Wtedy, w początku pandemii, tematów nie brakowało. Patrzyliśmy na zmieniającą się sportową rzeczywistość, jak poszczególne rozgrywki były zawieszane. Opisywaliśmy te nowe realia, analizowaliśmy, co będzie z igrzyskami w Tokio, co będzie z Euro. Pokazywaliśmy, jak różni sportowcy ćwiczą w domu. Potem przypominaliśmy historie sprzed lat. Materiał musiał codziennie powstawać. Oczywiście, bardzo nam przeszkadzało to, że ludzie nie mogli wychodzić z domu, żeby kupić nasz, z trudem tworzony, Przegląd. Spadał nam ciągle nakład, prawie o połowę, ale nie mieliśmy na to żadnego wpływu. Wtedy jednak dowiedzieliśmy się, że mamy wiernych kibiców, w postaci naszych czytelników. Zrobili taką akcję PS challenge, wszyscy na Twitterze i innych mediach społecznościowych wrzucali posty, jak kochają Przegląd Sportowy. Nie chcieli dopuścić do tego, żeby pandemia doprowadziła do upadku naszego tytułu. To była genialna akcja, w którą włączyło się wiele osób, np. sławni aktorzy jak Jan Nowicki i Jan Englert, Zbigniew Boniek, wielu sportowców. Dostaliśmy ogromne wsparcie od naszych czytelników. Jesteśmy im bardzo wdzięczni. [Przy okazji sprawdźcie #PSchallenge w mediach społecznościowych, przede wszystkim na Twitterze – red.]
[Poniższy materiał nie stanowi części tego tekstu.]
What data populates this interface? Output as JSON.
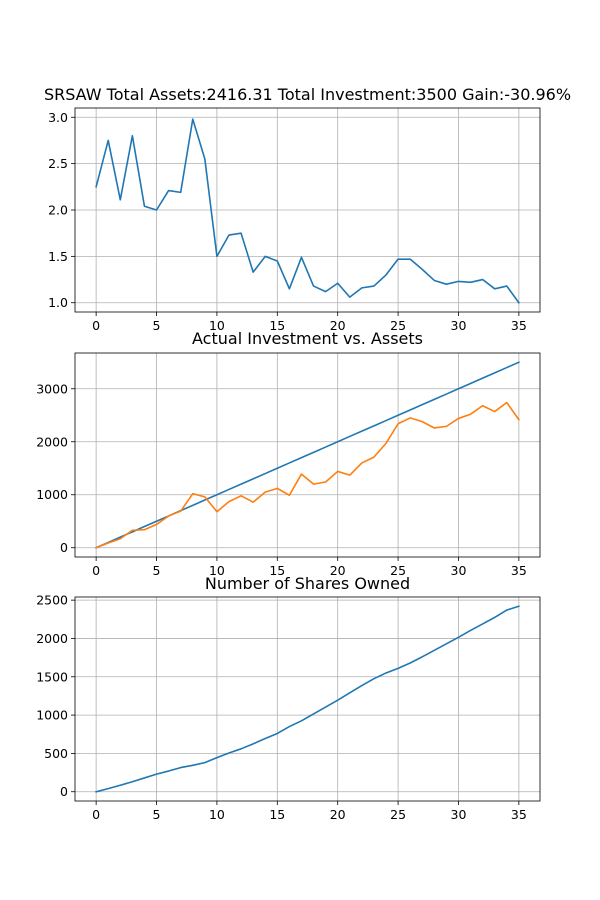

MR: Czego może Pan życzyć naszej Gazecie Monneta?
PW: Waszej Gazecie Moneta mogę życzyć, żebyście mieli coraz więcej tak samo fajnych redaktorów jak ty. I żebyście stworzyli historię podobną do historii Przeglądu Sportowego, żebyście ukazywali przez tyle lat, co my. Myślę, że byłoby super, gdyby kiedyś ktoś do Ciebie zadzwonił, jak dzisiaj ty do mnie i podpytywał o Gazetę Monneta, prawda?
MR: Na koniec, chciałbym się Pana zapytać, czy chciałby Pan dowiedzieć się więcej o naszej Gazecie, czy mogę podesłać Panu linka do naszych wydań?
PW: Tak, jak najbardziej chętnie zobaczę, co robicie. Wiesz, mnie najbardziej interesują rzeczy sportowe, mam nadzieję, że macie tam taki kącik. Ale chętnie sprawdzę inne tematy. Życzę powodzenia! I wpadnijcie kiedyś do Przeglądu z wizytą. Zapraszam!